Por presión de bloques opositores, una carta firmada por Maximiliano Ferraro, diputado de la Coalición Cívica; Sabrina Selva, diputada del bloque Unión por la Patria; y María Inés Zigarán, diputada de Provincias Unidas, solicita ampliar los días y la duración de la audiencia. En la misiva se exige que "se adopten las medidas necesarias para ampliar la convocatoria y la duración de la audiencia pública, de modo tal que las personas inscriptas puedan participar efectivamente del proceso deliberativo".
Las implicaciones políticas son claras. Para las provincias que intentan seducir a empresas mineras, la demora genera incertidumbre regulatoria y puede enfriar decisiones de inversión. Para las comunidades y organizaciones ambientalistas, la masiva participación ofrece tiempo y visibilidad para plantear objeciones y exigir salvaguardias. Históricamente, la cordillera ha sido escenario de conflictos entre expansión minera y protección de glaciares, un choque que aquí vuelve a ponerse en primer plano.
Para Chile y la región, el episodio importa. La gestión de glaciares en la cordillera Andina es un tema transfronterizo; decisiones legislativas en Argentina pueden afectar estándares, precedentes judiciales y expectativas del mercado para proyectos que operan en cuencas compartidas. En Chile, casos como la presión sobre el Parque Andino Juncal muestran tensiones similares entre conservación y minería.

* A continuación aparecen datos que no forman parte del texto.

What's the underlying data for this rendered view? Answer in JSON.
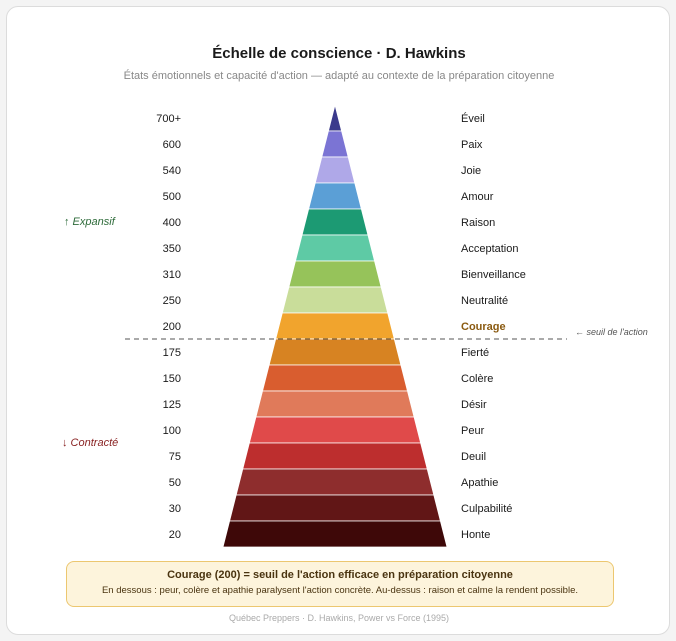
{
  "header": {
    "title": "Échelle de conscience · D. Hawkins",
    "subtitle": "États émotionnels et capacité d'action — adapté au contexte de la préparation citoyenne"
  },
  "chart_data": {
    "type": "pyramid",
    "levels": [
      {
        "value": "700+",
        "label": "Éveil",
        "color": "#3b3a8c"
      },
      {
        "value": "600",
        "label": "Paix",
        "color": "#7b74d4"
      },
      {
        "value": "540",
        "label": "Joie",
        "color": "#afa8e8"
      },
      {
        "value": "500",
        "label": "Amour",
        "color": "#5b9fd6"
      },
      {
        "value": "400",
        "label": "Raison",
        "color": "#1c9a73"
      },
      {
        "value": "350",
        "label": "Acceptation",
        "color": "#5ecaa5"
      },
      {
        "value": "310",
        "label": "Bienveillance",
        "color": "#96c35a"
      },
      {
        "value": "250",
        "label": "Neutralité",
        "color": "#c9dd9a"
      },
      {
        "value": "200",
        "label": "Courage",
        "color": "#f1a42d",
        "highlight": true
      },
      {
        "value": "175",
        "label": "Fierté",
        "color": "#d78322"
      },
      {
        "value": "150",
        "label": "Colère",
        "color": "#d95d2f"
      },
      {
        "value": "125",
        "label": "Désir",
        "color": "#e07a5a"
      },
      {
        "value": "100",
        "label": "Peur",
        "color": "#e04a4a"
      },
      {
        "value": "75",
        "label": "Deuil",
        "color": "#bd2e2e"
      },
      {
        "value": "50",
        "label": "Apathie",
        "color": "#8e2d2d"
      },
      {
        "value": "30",
        "label": "Culpabilité",
        "color": "#611616"
      },
      {
        "value": "20",
        "label": "Honte",
        "color": "#3e0808"
      }
    ],
    "threshold_after_value": "200",
    "threshold_label": "← seuil de l'action",
    "upper_side_label": "↑ Expansif",
    "lower_side_label": "↓ Contracté",
    "colors": {
      "label_text": "#1a1a1a",
      "highlight_text": "#8a5a10",
      "expansive": "#2e6b3a",
      "contracted": "#8a2424",
      "threshold_line": "#555555"
    }
  },
  "callout": {
    "title": "Courage (200) = seuil de l'action efficace en préparation citoyenne",
    "body": "En dessous : peur, colère et apathie paralysent l'action concrète. Au-dessus : raison et calme la rendent possible."
  },
  "footer": {
    "text": "Québec Preppers · D. Hawkins, Power vs Force (1995)"
  }
}
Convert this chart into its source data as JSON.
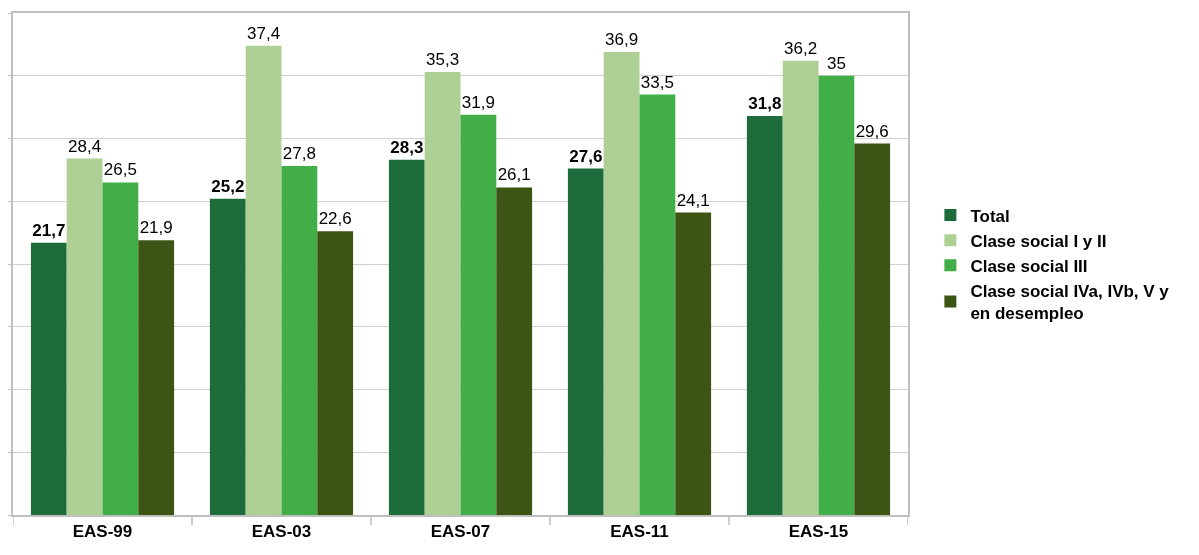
{
  "chart_data": {
    "type": "bar",
    "categories": [
      "EAS-99",
      "EAS-03",
      "EAS-07",
      "EAS-11",
      "EAS-15"
    ],
    "series": [
      {
        "name": "Total",
        "color": "#1e6b3b",
        "values": [
          21.7,
          25.2,
          28.3,
          27.6,
          31.8
        ],
        "value_labels": [
          "21,7",
          "25,2",
          "28,3",
          "27,6",
          "31,8"
        ]
      },
      {
        "name": "Clase social I y II",
        "color": "#aed094",
        "values": [
          28.4,
          37.4,
          35.3,
          36.9,
          36.2
        ],
        "value_labels": [
          "28,4",
          "37,4",
          "35,3",
          "36,9",
          "36,2"
        ]
      },
      {
        "name": "Clase social III",
        "color": "#41ae48",
        "values": [
          26.5,
          27.8,
          31.9,
          33.5,
          35
        ],
        "value_labels": [
          "26,5",
          "27,8",
          "31,9",
          "33,5",
          "35"
        ]
      },
      {
        "name": "Clase social IVa, IVb, V y en desempleo",
        "color": "#3c5514",
        "values": [
          21.9,
          22.6,
          26.1,
          24.1,
          29.6
        ],
        "value_labels": [
          "21,9",
          "22,6",
          "26,1",
          "24,1",
          "29,6"
        ]
      }
    ],
    "ylim": [
      0,
      40
    ],
    "yticks": [
      {
        "value": 0,
        "label": null
      },
      {
        "value": 5,
        "label": null
      },
      {
        "value": 10,
        "label": null
      },
      {
        "value": 15,
        "label": null
      },
      {
        "value": 20,
        "label": null
      },
      {
        "value": 25,
        "label": null
      },
      {
        "value": 30,
        "label": null
      },
      {
        "value": 35,
        "label": null
      },
      {
        "value": 40,
        "label": null
      }
    ],
    "tick_labels": "x",
    "grid": "y",
    "legend": "right"
  }
}
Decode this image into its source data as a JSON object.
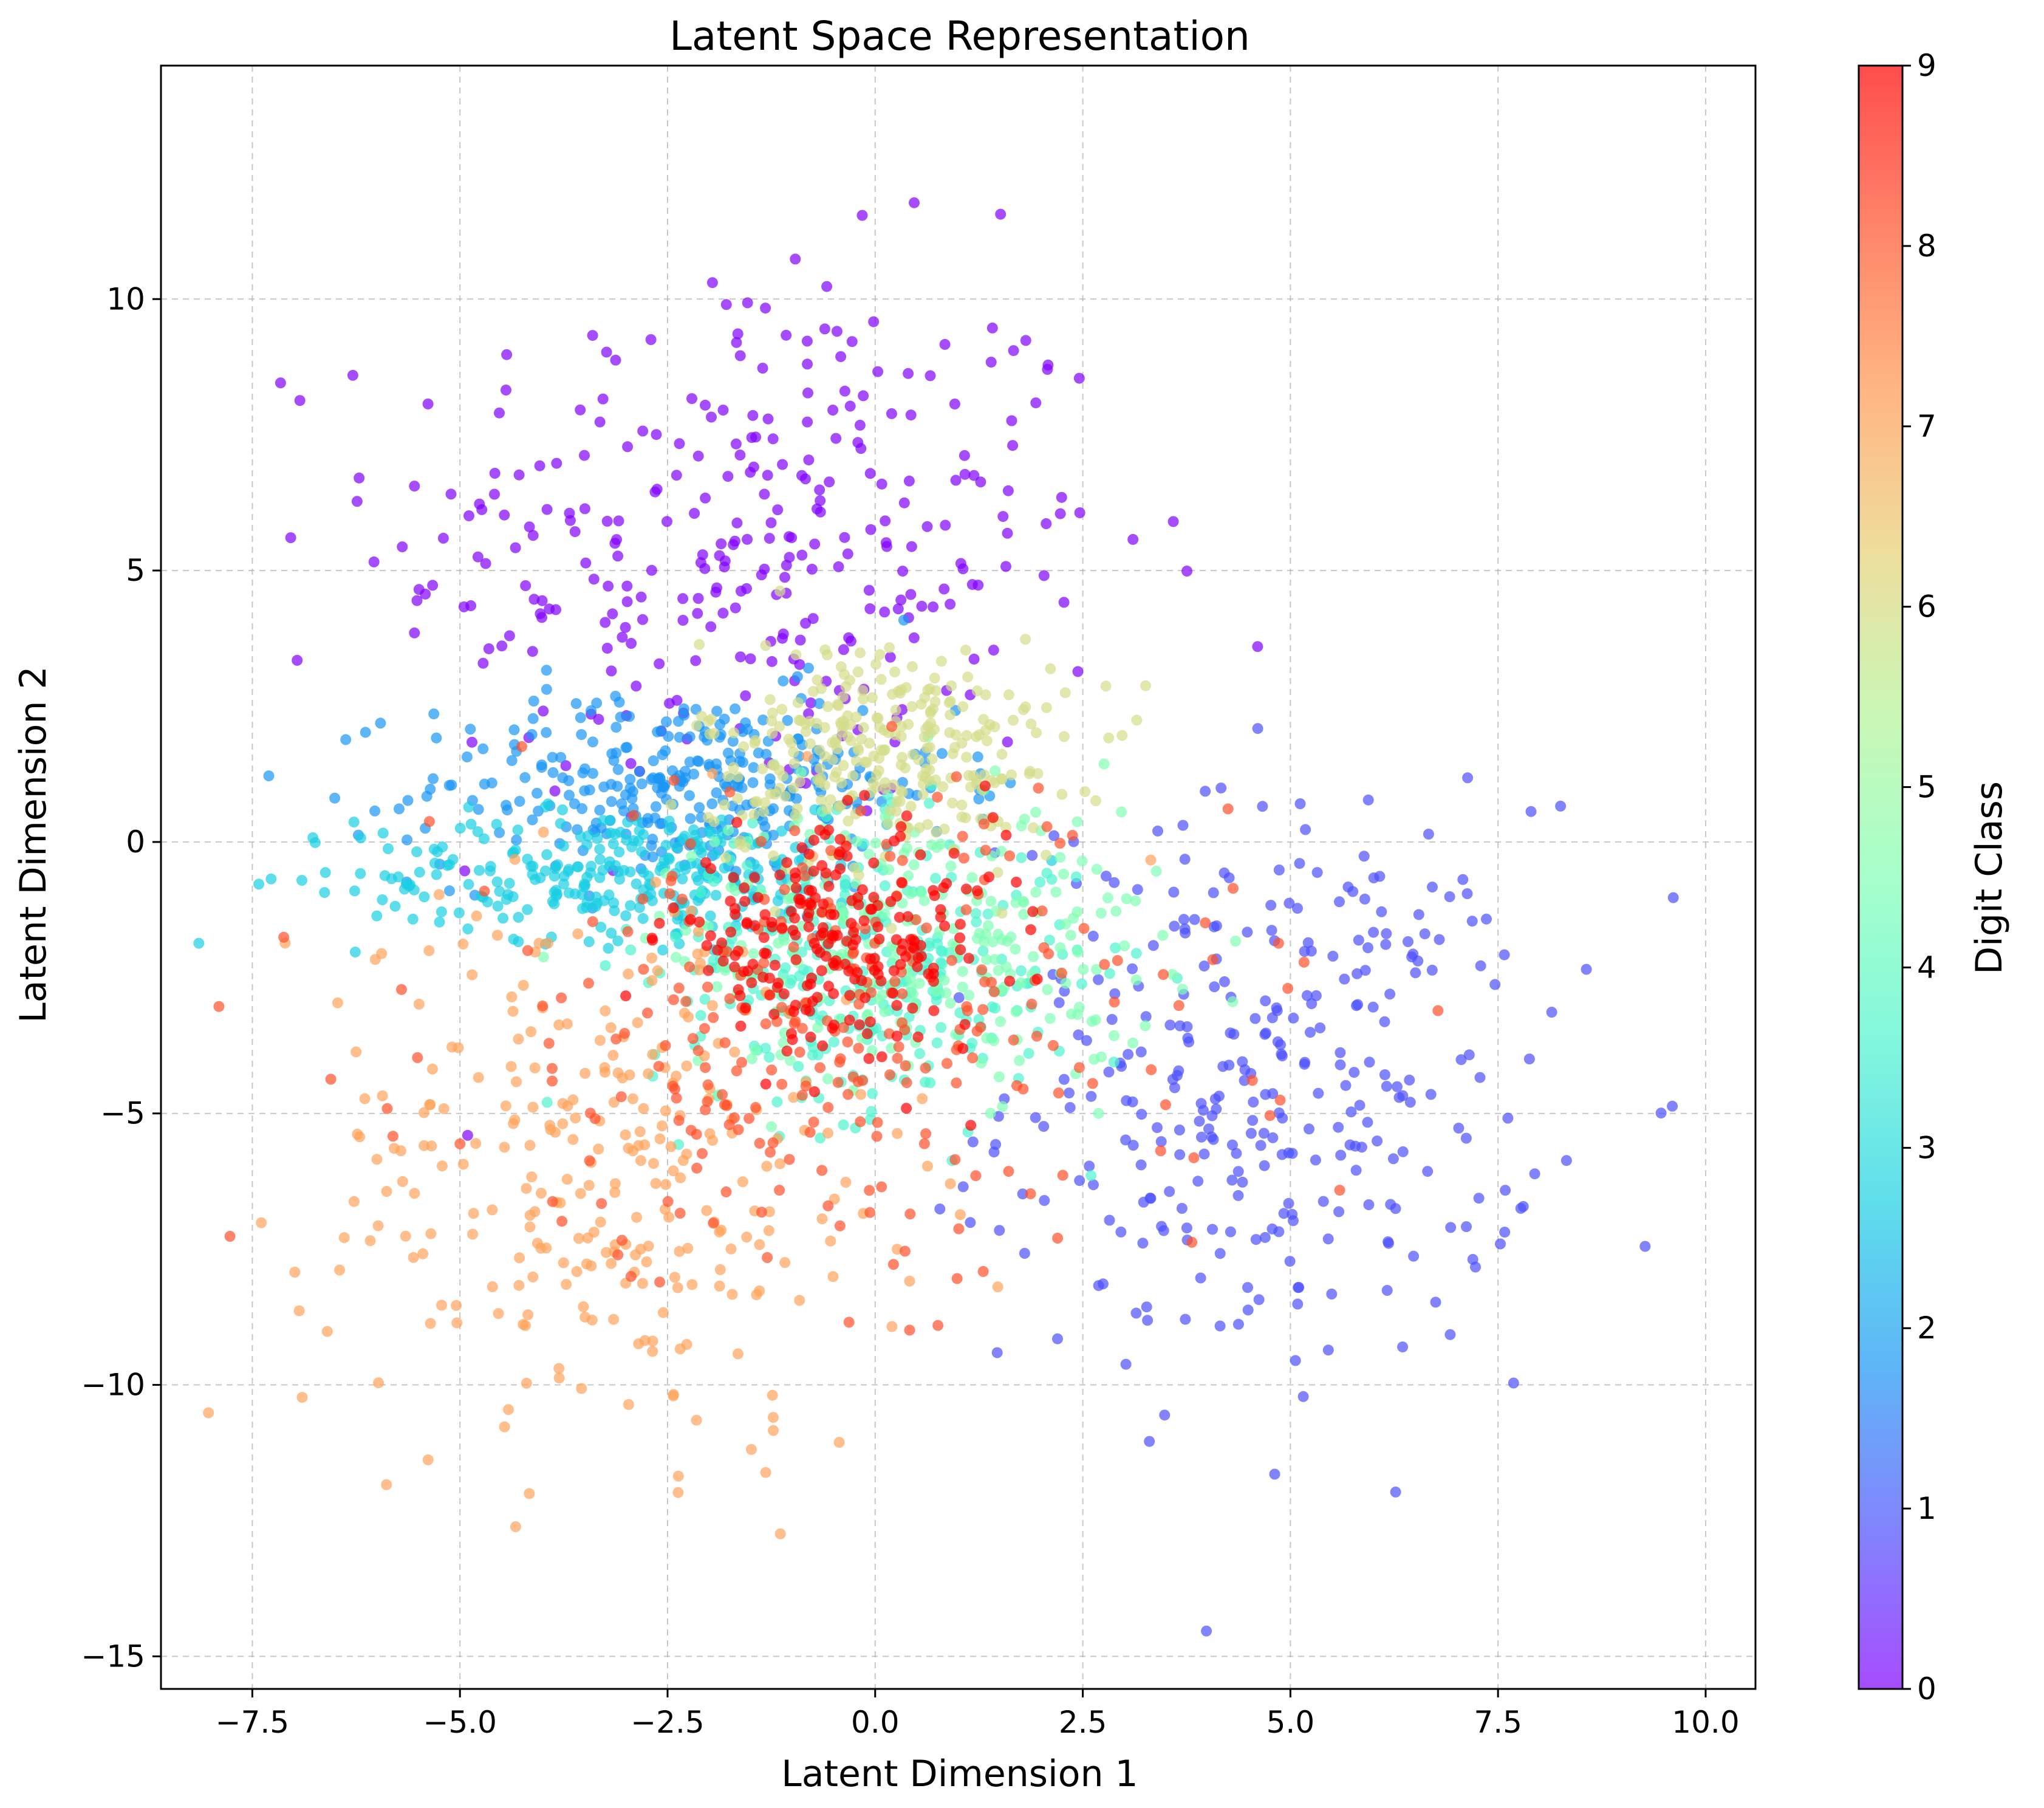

El próximo paso depende de las comisiones: ampliar las jornadas, publicar el listado de inscriptos y definir si se ajusta el formato de cinco minutos por expositor. La resolución determinará si la reforma puede avanzar con rapidez, o si el proceso se estira por meses, con impacto directo en la llegada de inversiones y en la capacidad de las comunidades de influir en la decisión final.